Hi Andrew,
> Nice to hear of all the updates Bill, I especially like the
> linking widely separated arcs news.
This is proving to be a beast of a problem (which, of course,
makes it more interesting). I've gotten involved in it in part
because of the Daily Orbit Updates showing dozens, sometimes
hundreds, of new linkages. Many of these are blatantly obvious,
once you know about them. Others link a few-nighter in 1997 to
a few-nighter in 2011 and are less obvious.
My current goal is that one should be able to load up the
latter sort of case and try out guesses of the "I think the
object completed three orbits between 1997 and 2011... well,
maybe two... OK, let's try four", and have Find_Orb converge
to a least-squares solution for that assumption.

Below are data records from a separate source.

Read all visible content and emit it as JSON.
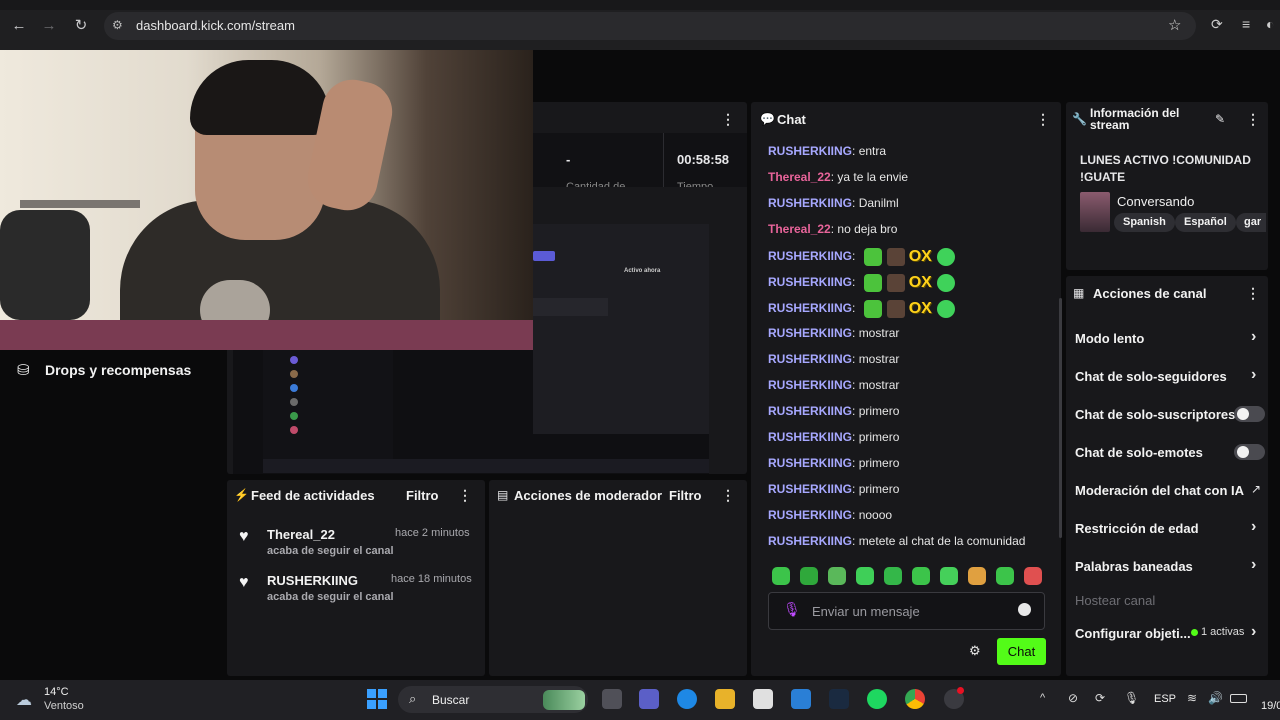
{
  "browser": {
    "url": "dashboard.kick.com/stream"
  },
  "left": {
    "drops_label": "Drops y recompensas"
  },
  "stats": {
    "dash": "-",
    "timer": "00:58:58",
    "cut_label_1": "Cantidad de",
    "cut_label_2": "Tiempo"
  },
  "feed": {
    "title": "Feed de actividades",
    "filter": "Filtro",
    "items": [
      {
        "name": "Thereal_22",
        "time": "hace 2 minutos",
        "action": "acaba de seguir el canal"
      },
      {
        "name": "RUSHERKIING",
        "time": "hace 18 minutos",
        "action": "acaba de seguir el canal"
      }
    ]
  },
  "mod": {
    "title": "Acciones de moderador",
    "filter": "Filtro"
  },
  "chat": {
    "title": "Chat",
    "messages": [
      {
        "user": "RUSHERKIING",
        "text": "entra",
        "type": "rush"
      },
      {
        "user": "Thereal_22",
        "text": "ya te la envie",
        "type": "the"
      },
      {
        "user": "RUSHERKIING",
        "text": "Danilml",
        "type": "rush"
      },
      {
        "user": "Thereal_22",
        "text": "no deja bro",
        "type": "the"
      },
      {
        "user": "RUSHERKIING",
        "text": "",
        "type": "rush",
        "emotes": true
      },
      {
        "user": "RUSHERKIING",
        "text": "",
        "type": "rush",
        "emotes": true
      },
      {
        "user": "RUSHERKIING",
        "text": "",
        "type": "rush",
        "emotes": true
      },
      {
        "user": "RUSHERKIING",
        "text": "mostrar",
        "type": "rush"
      },
      {
        "user": "RUSHERKIING",
        "text": "mostrar",
        "type": "rush"
      },
      {
        "user": "RUSHERKIING",
        "text": "mostrar",
        "type": "rush"
      },
      {
        "user": "RUSHERKIING",
        "text": "primero",
        "type": "rush"
      },
      {
        "user": "RUSHERKIING",
        "text": "primero",
        "type": "rush"
      },
      {
        "user": "RUSHERKIING",
        "text": "primero",
        "type": "rush"
      },
      {
        "user": "RUSHERKIING",
        "text": "primero",
        "type": "rush"
      },
      {
        "user": "RUSHERKIING",
        "text": "noooo",
        "type": "rush"
      },
      {
        "user": "RUSHERKIING",
        "text": "metete al chat de la comunidad",
        "type": "rush"
      }
    ],
    "emote_ox": "OX",
    "placeholder": "Enviar un mensaje",
    "send_label": "Chat"
  },
  "info": {
    "title_line1": "Información del",
    "title_line2": "stream",
    "stream_title_1": "LUNES ACTIVO !COMUNIDAD",
    "stream_title_2": "!GUATE",
    "category": "Conversando",
    "tags": [
      "Spanish",
      "Español",
      "gar"
    ]
  },
  "actions": {
    "title": "Acciones de canal",
    "items": [
      {
        "label": "Modo lento",
        "control": "chevron"
      },
      {
        "label": "Chat de solo-seguidores",
        "control": "chevron"
      },
      {
        "label": "Chat de solo-suscriptores",
        "control": "toggle"
      },
      {
        "label": "Chat de solo-emotes",
        "control": "toggle"
      },
      {
        "label": "Moderación del chat con IA",
        "control": "external"
      },
      {
        "label": "Restricción de edad",
        "control": "chevron"
      },
      {
        "label": "Palabras baneadas",
        "control": "chevron"
      }
    ],
    "host": "Hostear canal",
    "goals": "Configurar objeti...",
    "goals_badge": "1 activas"
  },
  "taskbar": {
    "temp": "14°C",
    "weather": "Ventoso",
    "search": "Buscar",
    "lang": "ESP",
    "date": "19/0"
  },
  "colors": {
    "accent": "#53fc18",
    "user_rush": "#a7a8ff",
    "user_the": "#e8649a"
  }
}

Next goal would be to have something that would comb through
the unnumbered object files and suggest that objects A and B might
be linked. Since there are about 10^5 unnumbered objects, there
are about 10^10 possible ways of linking them; but there are also
ways to recognize that some of those pairings can't possibly work.
Fascinating as this is, it may be a while before I can make much
progress on it.
> I'll also mention that the astrometry for "Natural outer irregular
> satellites of the giant planets" is now available on this page
> http://minorplanetcenter.net/iau/ECS/MPCAT-OBS/MPCAT-OBS.html
> which may give some interesting test cases!
It does indeed. Over the years, I've done a _lot_ with the
irregular satellites, and have gotten solutions for all of them.
They are _not_ apt to load up automatically (some do, but that's
pure luck). All of them do converge to good solutions with a
bit of fiddling about. I give an example at
http://www.projectpluto.com/find_orb.htm#S11
This sort of thing works with most irregulars. I've also been
able to get orbits for the Galileans and for some inner satellites
of Saturn and Uranus, and for Triton:
http://home.gwi.net/~pluto/mpecs/pseudo.htm
In all of these cases, one has to start out with a short arc
of data (about a quarter of an orbit around the primary), and
try some Vaisala orbits at various distances near the primary.
Eventually, you get something where Herget steps converge;
you can then gradually add in other observations. It takes
a little practice. I've hopes of making almost any heliocentric
case "automatic", but few plans to automate natural satellites.
One reason for this is that there aren't all that many natural
satellites, and having to do some user intervention isn't so painful
for them. Someday, I'd like to be able to generate orbits for
all comets and/or all asteroids. If a small percentage of these
requires "hand work", I'd be apt to go insane.